I’ve had some time to look it over this week, and while I don’t have every answer, I do think it makes more sense. It’s important to remember that John writes to prove that Jesus is the anointed One of God. He is God’s Son and the Word at the same time. It’s also important to remember that “He came unto His own, and His own received Him not” (1:11) and even when He was standing with them they didn’t know Him (1:26). He did, however, convince a few chosen followers to come after Him, and it’s at this point that our story begins:

And the third day there was a marriage in Cana of Galilee; and the mother of Jesus was there: 2And both Jesus was called, and his disciples, to the marriage. 3And when they wanted wine, the mother of Jesus saith unto him, They have no wine. 4Jesus saith unto her, Woman, what have I to do with thee? mine hour is not yet come.

This is part of that confusing dialogue. Why is she worried about the wine? Why does she think Jesus can solve the problem? Why does He give her such a strange answer? The answer, I think, lies in keeping this within view of the main context.
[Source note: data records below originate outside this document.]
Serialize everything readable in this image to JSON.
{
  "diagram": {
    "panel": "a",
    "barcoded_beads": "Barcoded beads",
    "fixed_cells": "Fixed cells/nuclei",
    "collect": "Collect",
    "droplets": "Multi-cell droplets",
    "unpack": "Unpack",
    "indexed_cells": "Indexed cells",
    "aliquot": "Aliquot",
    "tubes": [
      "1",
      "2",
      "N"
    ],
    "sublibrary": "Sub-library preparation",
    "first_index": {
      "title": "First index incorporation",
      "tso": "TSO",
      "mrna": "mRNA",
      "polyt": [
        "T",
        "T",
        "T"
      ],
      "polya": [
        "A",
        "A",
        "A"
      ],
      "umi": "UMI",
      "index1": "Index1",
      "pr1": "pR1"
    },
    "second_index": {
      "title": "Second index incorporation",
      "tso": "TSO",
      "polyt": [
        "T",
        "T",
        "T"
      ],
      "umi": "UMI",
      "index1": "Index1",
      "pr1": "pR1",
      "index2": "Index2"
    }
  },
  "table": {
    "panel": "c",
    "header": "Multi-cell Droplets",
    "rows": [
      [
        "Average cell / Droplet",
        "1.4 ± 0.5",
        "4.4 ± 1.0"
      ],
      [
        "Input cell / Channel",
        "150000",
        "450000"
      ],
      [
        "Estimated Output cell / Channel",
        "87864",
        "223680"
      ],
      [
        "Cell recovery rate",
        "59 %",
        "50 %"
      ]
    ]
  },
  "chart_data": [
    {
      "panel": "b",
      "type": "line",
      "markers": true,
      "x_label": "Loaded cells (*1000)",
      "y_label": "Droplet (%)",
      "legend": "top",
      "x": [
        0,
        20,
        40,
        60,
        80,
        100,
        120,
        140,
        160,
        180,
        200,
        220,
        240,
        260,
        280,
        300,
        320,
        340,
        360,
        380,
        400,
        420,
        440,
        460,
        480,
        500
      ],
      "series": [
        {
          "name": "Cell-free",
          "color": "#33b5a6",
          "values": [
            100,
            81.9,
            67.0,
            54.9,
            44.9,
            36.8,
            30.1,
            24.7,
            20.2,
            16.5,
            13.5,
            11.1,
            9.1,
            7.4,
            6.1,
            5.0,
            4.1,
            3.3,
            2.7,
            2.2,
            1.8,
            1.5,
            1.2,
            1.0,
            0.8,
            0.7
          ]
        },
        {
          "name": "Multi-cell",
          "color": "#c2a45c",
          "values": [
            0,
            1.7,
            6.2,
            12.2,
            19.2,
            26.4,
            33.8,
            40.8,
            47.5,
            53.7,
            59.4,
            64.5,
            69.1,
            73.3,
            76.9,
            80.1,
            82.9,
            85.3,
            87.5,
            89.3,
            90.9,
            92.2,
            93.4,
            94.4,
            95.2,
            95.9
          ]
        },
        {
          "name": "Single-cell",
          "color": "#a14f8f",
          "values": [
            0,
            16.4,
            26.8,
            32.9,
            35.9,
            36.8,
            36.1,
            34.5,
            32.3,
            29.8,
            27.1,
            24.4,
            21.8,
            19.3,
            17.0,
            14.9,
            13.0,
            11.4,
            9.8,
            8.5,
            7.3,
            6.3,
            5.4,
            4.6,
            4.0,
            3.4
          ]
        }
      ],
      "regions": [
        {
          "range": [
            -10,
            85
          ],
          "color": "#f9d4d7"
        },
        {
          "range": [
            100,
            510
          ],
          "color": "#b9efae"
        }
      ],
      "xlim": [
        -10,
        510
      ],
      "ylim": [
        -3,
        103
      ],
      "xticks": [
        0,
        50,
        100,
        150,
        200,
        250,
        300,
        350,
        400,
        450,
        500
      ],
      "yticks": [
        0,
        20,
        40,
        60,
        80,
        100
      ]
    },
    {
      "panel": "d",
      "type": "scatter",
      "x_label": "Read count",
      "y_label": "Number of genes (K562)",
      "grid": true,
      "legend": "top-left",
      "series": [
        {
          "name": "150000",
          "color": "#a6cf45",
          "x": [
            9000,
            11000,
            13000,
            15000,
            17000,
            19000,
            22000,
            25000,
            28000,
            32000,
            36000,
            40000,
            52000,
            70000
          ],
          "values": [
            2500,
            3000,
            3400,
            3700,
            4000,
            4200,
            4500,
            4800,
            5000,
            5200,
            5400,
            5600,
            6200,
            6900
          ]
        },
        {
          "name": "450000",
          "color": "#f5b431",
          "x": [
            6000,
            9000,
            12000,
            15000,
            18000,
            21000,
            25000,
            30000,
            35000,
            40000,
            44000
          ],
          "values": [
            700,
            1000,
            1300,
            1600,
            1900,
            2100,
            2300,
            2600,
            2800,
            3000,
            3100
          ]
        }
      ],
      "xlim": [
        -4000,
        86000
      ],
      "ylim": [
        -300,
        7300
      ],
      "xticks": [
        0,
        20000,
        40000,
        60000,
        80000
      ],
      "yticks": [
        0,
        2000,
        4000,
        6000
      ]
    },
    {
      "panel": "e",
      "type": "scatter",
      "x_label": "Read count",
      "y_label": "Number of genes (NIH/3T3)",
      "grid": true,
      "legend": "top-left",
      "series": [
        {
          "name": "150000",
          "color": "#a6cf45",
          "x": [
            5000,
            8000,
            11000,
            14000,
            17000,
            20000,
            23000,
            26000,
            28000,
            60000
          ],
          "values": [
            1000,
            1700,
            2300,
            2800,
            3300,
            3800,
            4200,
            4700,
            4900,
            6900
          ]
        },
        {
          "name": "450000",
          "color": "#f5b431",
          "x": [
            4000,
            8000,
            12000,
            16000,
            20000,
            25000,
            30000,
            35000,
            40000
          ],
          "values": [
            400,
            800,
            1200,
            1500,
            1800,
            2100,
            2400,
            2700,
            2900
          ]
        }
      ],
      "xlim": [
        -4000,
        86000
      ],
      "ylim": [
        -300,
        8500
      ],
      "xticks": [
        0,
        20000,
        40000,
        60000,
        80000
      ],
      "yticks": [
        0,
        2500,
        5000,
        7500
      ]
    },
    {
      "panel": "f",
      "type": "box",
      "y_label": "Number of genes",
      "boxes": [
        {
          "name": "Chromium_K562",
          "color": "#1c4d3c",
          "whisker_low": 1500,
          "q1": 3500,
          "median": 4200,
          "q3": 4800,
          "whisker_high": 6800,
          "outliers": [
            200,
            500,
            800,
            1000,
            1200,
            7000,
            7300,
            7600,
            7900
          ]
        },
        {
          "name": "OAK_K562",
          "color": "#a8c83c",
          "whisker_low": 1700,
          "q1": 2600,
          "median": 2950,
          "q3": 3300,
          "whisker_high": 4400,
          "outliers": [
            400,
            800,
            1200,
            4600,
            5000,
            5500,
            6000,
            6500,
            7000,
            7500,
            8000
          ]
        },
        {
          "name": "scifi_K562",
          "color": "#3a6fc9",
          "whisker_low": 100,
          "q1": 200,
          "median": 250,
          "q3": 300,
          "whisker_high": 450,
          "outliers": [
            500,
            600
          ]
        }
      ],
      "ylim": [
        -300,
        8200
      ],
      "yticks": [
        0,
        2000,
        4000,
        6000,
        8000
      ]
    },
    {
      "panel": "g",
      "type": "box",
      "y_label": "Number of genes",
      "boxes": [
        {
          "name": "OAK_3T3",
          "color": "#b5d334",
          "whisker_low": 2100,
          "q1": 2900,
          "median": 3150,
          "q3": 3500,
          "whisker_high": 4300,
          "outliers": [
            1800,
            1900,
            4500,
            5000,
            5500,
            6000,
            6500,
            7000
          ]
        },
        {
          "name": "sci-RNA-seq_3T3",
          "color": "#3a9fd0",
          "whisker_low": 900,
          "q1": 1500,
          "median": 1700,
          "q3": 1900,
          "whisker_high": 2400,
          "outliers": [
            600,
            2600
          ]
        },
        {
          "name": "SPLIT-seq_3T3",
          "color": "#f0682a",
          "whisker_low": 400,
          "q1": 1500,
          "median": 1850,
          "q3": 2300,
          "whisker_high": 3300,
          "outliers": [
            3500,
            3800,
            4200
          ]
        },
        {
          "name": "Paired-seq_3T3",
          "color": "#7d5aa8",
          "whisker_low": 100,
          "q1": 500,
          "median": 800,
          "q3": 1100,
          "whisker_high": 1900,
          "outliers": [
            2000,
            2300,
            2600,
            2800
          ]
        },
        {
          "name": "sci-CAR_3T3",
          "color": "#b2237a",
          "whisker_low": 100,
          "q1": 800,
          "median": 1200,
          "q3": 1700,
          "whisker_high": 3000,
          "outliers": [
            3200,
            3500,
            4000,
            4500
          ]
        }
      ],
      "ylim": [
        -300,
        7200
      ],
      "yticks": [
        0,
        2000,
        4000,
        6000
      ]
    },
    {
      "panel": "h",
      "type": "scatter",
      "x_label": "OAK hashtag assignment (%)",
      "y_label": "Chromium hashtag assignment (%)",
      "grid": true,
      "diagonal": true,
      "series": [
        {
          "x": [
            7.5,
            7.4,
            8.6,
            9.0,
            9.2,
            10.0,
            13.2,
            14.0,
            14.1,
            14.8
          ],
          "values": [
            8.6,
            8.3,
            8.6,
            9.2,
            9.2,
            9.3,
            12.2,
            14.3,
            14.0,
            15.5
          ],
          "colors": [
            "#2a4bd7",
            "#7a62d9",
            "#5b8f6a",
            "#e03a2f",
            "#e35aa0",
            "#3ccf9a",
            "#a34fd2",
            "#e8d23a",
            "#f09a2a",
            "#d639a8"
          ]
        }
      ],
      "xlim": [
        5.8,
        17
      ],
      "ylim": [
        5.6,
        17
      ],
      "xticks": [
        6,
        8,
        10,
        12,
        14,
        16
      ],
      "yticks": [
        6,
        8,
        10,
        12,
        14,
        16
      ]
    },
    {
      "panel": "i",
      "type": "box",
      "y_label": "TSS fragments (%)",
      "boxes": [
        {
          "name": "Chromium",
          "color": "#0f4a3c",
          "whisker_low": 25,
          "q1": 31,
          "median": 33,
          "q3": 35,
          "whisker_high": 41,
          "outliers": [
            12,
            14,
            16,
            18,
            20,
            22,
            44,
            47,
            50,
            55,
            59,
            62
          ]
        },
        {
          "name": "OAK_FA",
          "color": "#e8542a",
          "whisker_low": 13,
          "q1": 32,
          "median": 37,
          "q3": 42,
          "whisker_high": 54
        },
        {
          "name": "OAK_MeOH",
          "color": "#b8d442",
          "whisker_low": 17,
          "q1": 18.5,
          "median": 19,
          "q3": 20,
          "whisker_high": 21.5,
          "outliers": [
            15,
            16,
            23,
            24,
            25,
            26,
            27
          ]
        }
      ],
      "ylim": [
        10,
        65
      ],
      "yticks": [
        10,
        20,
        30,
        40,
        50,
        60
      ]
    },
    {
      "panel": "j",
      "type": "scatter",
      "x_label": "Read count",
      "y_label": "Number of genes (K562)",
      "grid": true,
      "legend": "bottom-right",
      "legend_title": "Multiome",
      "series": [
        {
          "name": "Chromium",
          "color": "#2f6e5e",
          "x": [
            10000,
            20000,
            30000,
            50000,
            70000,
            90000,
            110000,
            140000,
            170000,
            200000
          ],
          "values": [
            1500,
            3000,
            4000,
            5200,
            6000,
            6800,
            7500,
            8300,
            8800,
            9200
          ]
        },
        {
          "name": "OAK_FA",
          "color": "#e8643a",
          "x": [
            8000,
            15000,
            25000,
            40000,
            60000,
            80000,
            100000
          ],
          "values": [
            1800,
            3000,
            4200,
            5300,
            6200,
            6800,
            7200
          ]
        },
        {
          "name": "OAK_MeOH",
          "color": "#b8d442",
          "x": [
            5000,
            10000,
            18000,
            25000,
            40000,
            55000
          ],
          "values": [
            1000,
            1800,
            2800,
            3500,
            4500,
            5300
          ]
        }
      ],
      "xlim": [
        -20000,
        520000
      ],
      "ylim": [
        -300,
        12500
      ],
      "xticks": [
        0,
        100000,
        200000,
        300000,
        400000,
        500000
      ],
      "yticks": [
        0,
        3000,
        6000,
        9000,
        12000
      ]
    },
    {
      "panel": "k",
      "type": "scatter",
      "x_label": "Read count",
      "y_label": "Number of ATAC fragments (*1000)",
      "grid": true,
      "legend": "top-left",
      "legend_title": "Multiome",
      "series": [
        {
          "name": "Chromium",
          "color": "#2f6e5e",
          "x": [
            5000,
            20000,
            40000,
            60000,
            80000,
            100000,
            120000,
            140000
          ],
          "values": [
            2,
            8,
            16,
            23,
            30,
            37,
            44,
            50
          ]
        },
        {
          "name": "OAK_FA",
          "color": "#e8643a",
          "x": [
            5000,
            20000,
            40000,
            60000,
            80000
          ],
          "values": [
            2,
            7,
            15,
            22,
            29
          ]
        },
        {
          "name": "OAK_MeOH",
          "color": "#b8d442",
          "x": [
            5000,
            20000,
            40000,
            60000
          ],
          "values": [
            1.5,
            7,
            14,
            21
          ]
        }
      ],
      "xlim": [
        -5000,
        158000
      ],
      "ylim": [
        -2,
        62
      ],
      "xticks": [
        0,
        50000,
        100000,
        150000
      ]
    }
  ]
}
Mary knew who He was (Lk. 1:31-32; 2:14-19); she was like the other Jews who waited for the Messiah to come and take over David’s throne. And now she’s done with the waiting and she wants Him to act.

But look at His response to her: “Woman, what have I to do with thee?” It does come across a little condescending in English, but let’s not forget John’s main goal: who is this man? He’s not the Son of Mary; He’s the Son of God. When the woman tries to impose her will upon God, God reminds her that she is only a woman. She may be blessed among other women, but she is still just a woman.

“What have I to do with thee?” Literally He says, Τί ἐμοὶ καὶ σοί (Ti emoi kai soi) or “What to me and to you?” There’s a similar statement used in Matthew 8:29 when Jesus confronts the demons. They ask Him “What have we to do with thee”; Τί ἡμῖν καὶ σοί or (Ti emin kai soi) “What to us and to you?” They may as well be saying, “What business do we have?” Or, as I think Jesus means with Mary, “What do we have in common?”

Mary is ready now to reveal His purpose and glory, but Jesus refuses telling her “My hour is not yet come.” That hour will come when Jesus prays “Father, the hour is come; glorify thy Son, that thy Son also may glorify thee” in John 17:1, but it’s not here yet. Don’t get confused because He goes ahead with the miracle; apparently she’s ready for Him to show the world He’s the King of Israel, but right now He’s focused on showing His disciples His glory (:11).